Shadow, Wolverine, Boba Fett. Everyone has their favorite antihero or villain with a mysterious backstory. They are rugged, independent, pay lip service to the law, and don’t play well with others. Basically, they are everything a social outcast, (i.e. a nerd, before it was cool), from a country of pioneers that revolted against the motherland would want to be. While their mysterious past is rarely the main appeal of such a character, it certainly is a key part of what makes them interesting.
It would perhaps be wrong to say people love mystery or they love to solve puzzles. Rather, people have a need to figure things out, an urge to find some kind of resolution. The desire is so strong that it compels them to create the missing pieces of the puzzle, or it drives them insane.
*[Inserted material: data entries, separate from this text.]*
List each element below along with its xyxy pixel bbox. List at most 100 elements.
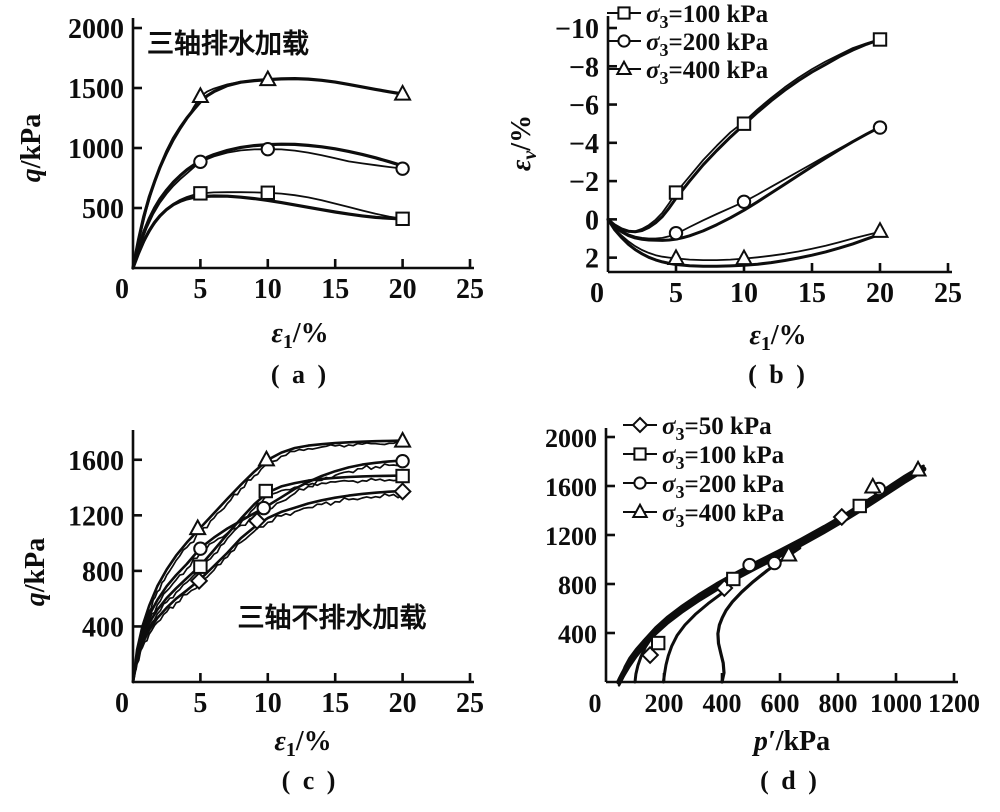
triangle-marker-σ3=400 kPa [870,221,890,238]
circle-marker-σ3=200 kPa [395,161,410,176]
x-tick-label: 0 [115,274,129,305]
x-tick-label: 10 [730,278,758,309]
series-line-σ3=100 kPa [607,38,881,233]
diamond-marker-σ3=50 kPa [247,511,267,531]
circle-marker-σ3=200 kPa [736,194,752,209]
legend-label: σ3=100 kPa [662,442,785,473]
series-line-σ3=50 kPa [619,587,718,684]
y-tick-label: 500 [82,194,124,225]
series-markers [640,459,928,665]
circle-marker-σ3=200 kPa [668,225,684,241]
series-markers [188,430,412,591]
y-tick-label: 0 [585,205,599,236]
square-marker-σ3=100 kPa [258,483,273,499]
series-line-σ3=50 kPa [131,489,404,684]
square-marker-σ3=100 kPa [395,468,410,484]
square-marker-σ3=100 kPa [852,498,867,514]
y-tick-label: 800 [82,557,124,588]
x-axis-label: ε1/% [274,726,331,761]
series-markers [191,69,412,227]
circle-marker-σ3=200 kPa [742,557,757,573]
axes [606,16,952,274]
legend-circle-icon [617,34,631,48]
y-tick-label: 400 [82,612,124,643]
y-tick-label: −6 [569,91,599,122]
diamond-marker-σ3=50 kPa [393,482,412,501]
y-axis-label: εv/% [506,115,541,171]
y-tick-label: 1600 [68,446,124,477]
x-tick-label: 20 [866,278,894,309]
y-tick-label: −2 [569,167,599,198]
triangle-marker-σ3=400 kPa [188,518,207,536]
x-tick-label: 5 [193,688,207,719]
chart-c-undrained-q-eps: 0 5 10 15 20 25 400 800 1200 1600 ε1/% q/kPa [20,430,484,761]
circle-marker-σ3=200 kPa [256,500,271,516]
series-lines [606,38,882,268]
chart-d-stress-paths: 0 200 400 600 800 1000 1200400800120016002000p… [545,413,980,757]
x-axis-label: p′/kPa [752,726,830,757]
x-tick-label: 15 [321,274,349,305]
series-line-σ3=400 kPa [132,77,404,269]
square-marker-σ3=100 kPa [668,185,684,200]
x-tick-label: 1200 [928,689,980,718]
tick-labels: 0 5 10 15 20 25 500 1000 1500 2000 [68,14,484,305]
series-line-σ3=200 kPa [661,591,725,684]
legend-label: σ3=50 kPa [662,413,772,444]
y-axis-label: q/kPa [20,538,51,606]
diamond-marker-σ3=50 kPa [189,571,209,591]
legend-label: σ3=400 kPa [662,500,785,531]
series-markers [666,32,890,266]
legend-triangle-icon [631,502,649,519]
triangle-marker-σ3=400 kPa [863,476,882,494]
y-tick-label: 800 [558,571,597,600]
triangle-marker-σ3=400 kPa [257,449,276,467]
caption-c: ( c ) [281,766,339,795]
series-line-σ3=50 kPa [132,493,404,683]
axes [131,18,474,270]
square-marker-σ3=100 kPa [651,635,666,651]
series-lines [616,464,927,687]
x-tick-label: 15 [321,688,349,719]
x-tick-label: 20 [389,274,417,305]
series-line-σ3=100 kPa [633,593,705,684]
legend-label: σ3=200 kPa [646,29,769,60]
y-tick-label: 2000 [68,14,124,45]
y-tick-label: 1500 [68,74,124,105]
y-tick-label: −10 [555,14,599,45]
x-tick-label: 15 [798,278,826,309]
series-line-σ3=100 kPa [132,477,404,683]
tick-labels: 0 5 10 15 20 25−10−8−6−4−202 [555,14,962,309]
x-tick-label: 25 [456,274,484,305]
series-line-σ3=200 kPa [607,126,881,240]
x-tick-label: 1000 [870,689,922,718]
square-marker-σ3=100 kPa [726,571,741,587]
legend-square-icon [633,447,647,461]
square-marker-σ3=100 kPa [872,32,888,47]
legend-triangle-icon [615,59,633,76]
y-tick-label: −4 [569,129,599,160]
series-line-σ3=100 kPa [131,474,404,684]
circle-marker-σ3=200 kPa [872,120,888,135]
square-marker-σ3=100 kPa [193,559,208,574]
square-marker-σ3=100 kPa [395,211,410,227]
series-line-σ3=100 kPa [131,194,405,270]
x-axis-label: ε1/% [749,320,806,355]
series-line-σ3=400 kPa [131,77,405,270]
circle-marker-σ3=200 kPa [395,453,410,469]
x-tick-label: 5 [193,274,207,305]
series-lines [131,77,405,270]
axes [131,430,474,684]
circle-marker-σ3=200 kPa [193,154,208,170]
legend-label: σ3=400 kPa [646,57,769,88]
caption-d: ( d ) [760,766,820,795]
series-line-σ3=400 kPa [607,218,881,261]
series-line-σ3=400 kPa [131,439,404,684]
series-line-σ3=400 kPa [132,440,404,683]
y-tick-label: 1600 [545,473,597,502]
triangle-marker-σ3=400 kPa [779,544,798,562]
square-marker-σ3=100 kPa [736,116,752,131]
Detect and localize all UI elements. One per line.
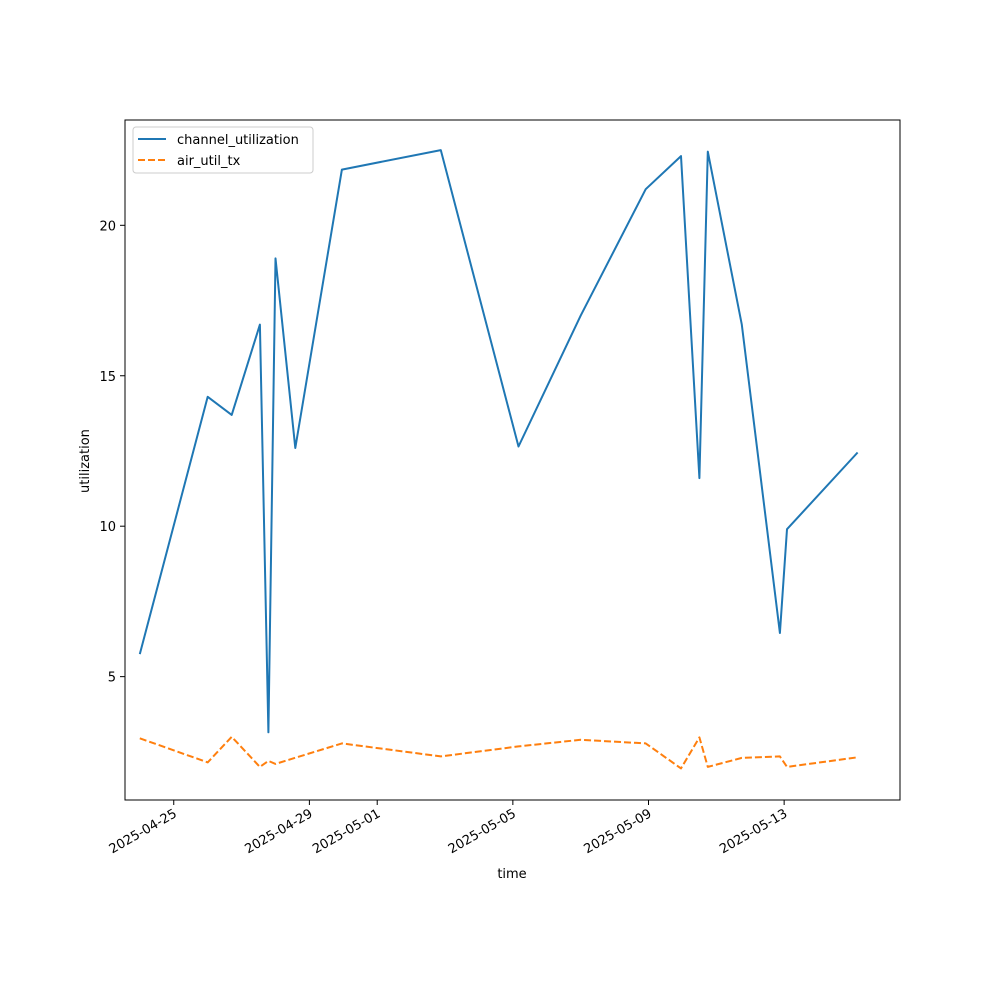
- legend-box: [132, 126, 314, 174]
- series-line-air-util-tx: [139, 735, 858, 770]
- y-tick-label: 5: [108, 671, 116, 686]
- plot-area: [125, 120, 900, 800]
- series-line-channel-utilization: [138, 149, 859, 734]
- legend-label-channel-utilization: channel_utilization: [177, 133, 299, 148]
- legend: channel_utilization air_util_tx: [132, 126, 314, 174]
- y-tick-label: 10: [99, 520, 116, 535]
- x-axis-label: time: [497, 867, 526, 882]
- y-tick-label: 20: [99, 219, 116, 234]
- legend-label-air-util-tx: air_util_tx: [177, 154, 241, 169]
- y-axis-label: utilization: [78, 429, 93, 493]
- series-layer: [138, 149, 859, 770]
- y-tick-label: 15: [99, 370, 116, 385]
- y-axis: 5 10 15 20: [99, 219, 125, 686]
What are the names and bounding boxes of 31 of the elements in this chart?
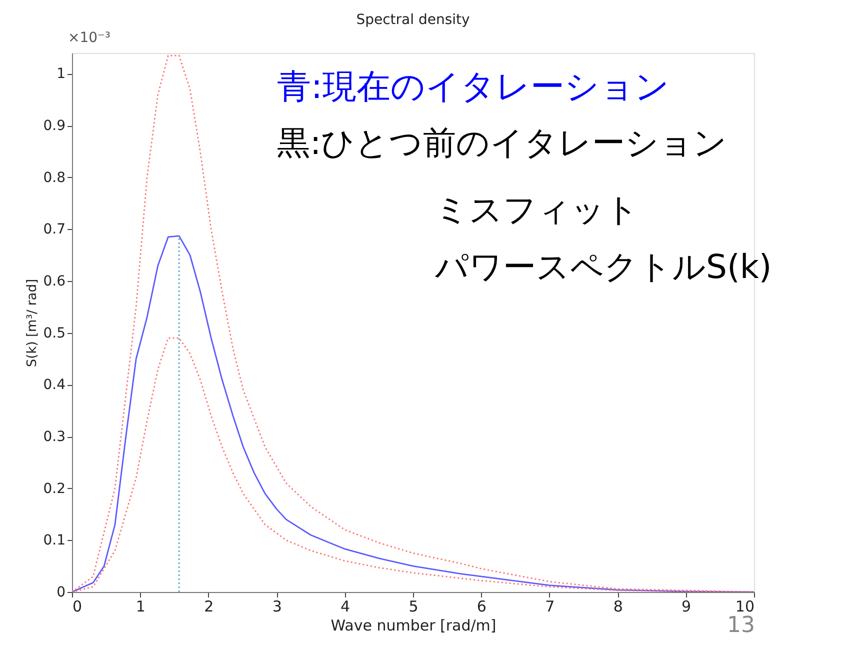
x-tick-label: 9 (682, 598, 692, 616)
x-tick-label: 8 (613, 598, 623, 616)
y-tick-label: 0.9 (43, 118, 66, 134)
annotation: ミスフィット (435, 190, 639, 229)
y-tick-label: 0.2 (43, 480, 66, 497)
text: 13 (727, 613, 755, 638)
y-tick-label: 0.1 (43, 532, 66, 549)
y-tick-label: 0.8 (43, 170, 66, 186)
y-tick-label: 0.3 (43, 429, 66, 446)
x-tick-label: 0 (72, 598, 82, 616)
x-tick-label: 5 (408, 598, 418, 616)
x-tick-label: 10 (735, 598, 754, 616)
y-tick-label: 0 (56, 584, 66, 600)
y-tick-label: 0.5 (43, 325, 66, 342)
annotation: 黒:ひとつ前のイタレーション (277, 123, 728, 162)
chart-title: Spectral density (356, 12, 470, 28)
x-tick-label: 7 (545, 598, 555, 616)
x-tick-label: 6 (476, 598, 486, 616)
annotation: パワースペクトルS(k) (434, 247, 772, 286)
x-axis-title: Wave number [rad/m] (330, 616, 496, 634)
y-tick-label: 0.4 (43, 377, 66, 394)
x-tick-label: 1 (136, 598, 146, 616)
x-tick-label: 3 (272, 598, 282, 616)
annotation: 青:現在のイタレーション (277, 67, 670, 107)
text: ×10⁻³ (68, 30, 111, 46)
y-tick-label: 0.6 (43, 274, 66, 290)
y-axis-title: S(k) [m³/ rad] (25, 278, 40, 368)
x-tick-label: 4 (340, 598, 350, 616)
y-tick-label: 1 (56, 66, 66, 82)
y-tick-label: 0.7 (43, 222, 66, 238)
x-tick-label: 2 (204, 598, 214, 616)
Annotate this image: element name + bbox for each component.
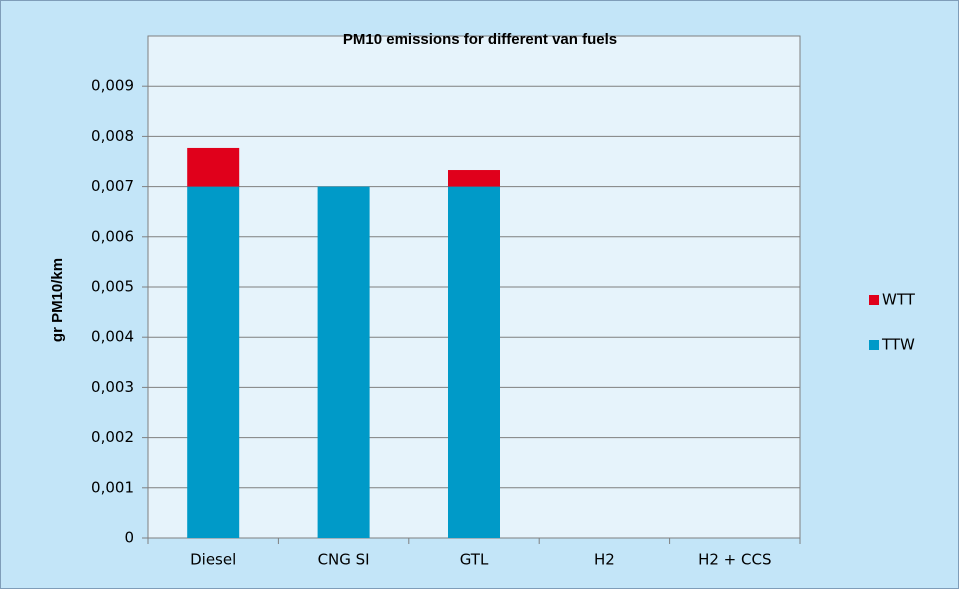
bar-segment (187, 147, 240, 187)
y-tick-label: 0,004 (91, 328, 134, 346)
y-tick-label: 0,001 (91, 478, 134, 496)
x-tick-label: GTL (460, 551, 489, 569)
y-tick-label: 0,005 (91, 278, 134, 296)
chart-title: PM10 emissions for different van fuels (343, 31, 617, 48)
y-tick-label: 0 (124, 529, 134, 547)
y-tick-label: 0,003 (91, 378, 134, 396)
x-tick-label: H2 (594, 551, 615, 569)
bar-segment (448, 186, 500, 538)
bar-segment (317, 186, 370, 538)
x-tick-label: H2 + CCS (698, 551, 771, 569)
y-tick-label: 0,002 (91, 428, 134, 446)
legend-swatch (869, 340, 879, 350)
bar-segment (448, 170, 500, 187)
y-tick-label: 0,007 (91, 177, 134, 195)
y-tick-label: 0,008 (91, 127, 134, 145)
legend-label: TTW (881, 336, 915, 354)
y-tick-label: 0,006 (91, 227, 134, 245)
x-tick-label: CNG SI (318, 551, 370, 569)
legend-swatch (869, 295, 879, 305)
y-tick-label: 0,009 (91, 77, 134, 95)
x-tick-label: Diesel (190, 551, 236, 569)
bar-segment (187, 186, 240, 538)
y-axis-label: gr PM10/km (49, 258, 66, 342)
legend-label: WTT (882, 291, 916, 309)
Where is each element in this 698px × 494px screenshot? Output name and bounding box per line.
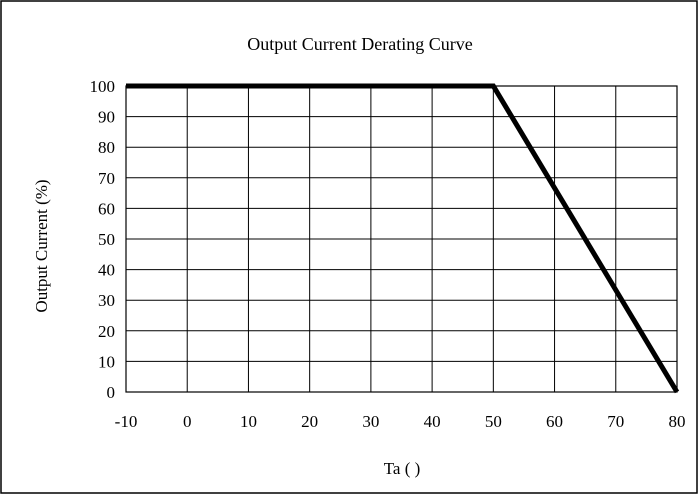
x-tick-label: 40 xyxy=(424,412,441,431)
y-tick-label: 50 xyxy=(98,230,115,249)
y-tick-label: 80 xyxy=(98,138,115,157)
x-tick-label: 0 xyxy=(183,412,192,431)
y-tick-label: 100 xyxy=(90,77,116,96)
x-tick-label: 30 xyxy=(362,412,379,431)
y-tick-label: 30 xyxy=(98,291,115,310)
y-tick-label: 40 xyxy=(98,261,115,280)
x-tick-label: 80 xyxy=(669,412,686,431)
y-tick-label: 60 xyxy=(98,199,115,218)
x-tick-label: 50 xyxy=(485,412,502,431)
x-tick-label: 10 xyxy=(240,412,257,431)
y-tick-label: 70 xyxy=(98,169,115,188)
x-axis-label: Ta ( ) xyxy=(384,459,421,478)
y-axis-label: Output Current (%) xyxy=(32,179,51,312)
y-tick-label: 90 xyxy=(98,108,115,127)
x-tick-label: 70 xyxy=(607,412,624,431)
x-tick-label: -10 xyxy=(115,412,138,431)
grid-lines xyxy=(126,86,677,392)
y-tick-label: 10 xyxy=(98,352,115,371)
x-tick-label: 60 xyxy=(546,412,563,431)
plot-area-border xyxy=(125,85,678,393)
x-tick-label: 20 xyxy=(301,412,318,431)
chart-title: Output Current Derating Curve xyxy=(247,34,472,54)
y-tick-label: 20 xyxy=(98,322,115,341)
tick-labels: -10 0 10 20 30 40 50 60 70 8010090807060504030201… xyxy=(90,77,686,431)
y-tick-label: 0 xyxy=(107,383,116,402)
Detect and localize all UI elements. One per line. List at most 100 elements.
For evidence of this, look up some of the theories about the secret meanings of Don Quixote.
This compulsion has the unfortunate tendency to ruin characters for whom mystery is part of their allure. When Shadow, from Final Fantasy Six, is first introduced, we are informed that “he’d slit his mama’s throat for a nickel,” and “He owe allegiance to no one, and will do anything for money. He comes and goes like the wind.” If one finishes the game without learning his backstory, they are left with little beyond this initial impression, and the less said, the better. It allows the player to imagine a vague backstory as they will while focusing on the core of Shadow’s character, his awesome ninja skills and killiness.
When the player learns Shadow’s backstory, he ceases to be this ruthless badass with some vague past and becomes a guy who robbed a train, fathered Relm and then ran from his guilt over abandoning his partner in crime. He moves from being an awesome, killy ninja assassin guy to a man fleeing from his past, which detracts from his characterization as a badass. It leaves the player with a vaguely unsatisfied feeling when Shadow’s background fails to live up to the nebulous backstory they have constructed for him. The same is true for Wolverine, Boba Fett, or any other character antihero or villain with a mysterious past.
So, let’s leave the background of the badass, independent guy alone. It’s better that way, unless you want him to turn out to be a clone, or a depressed train robber, or a farmer from Canada.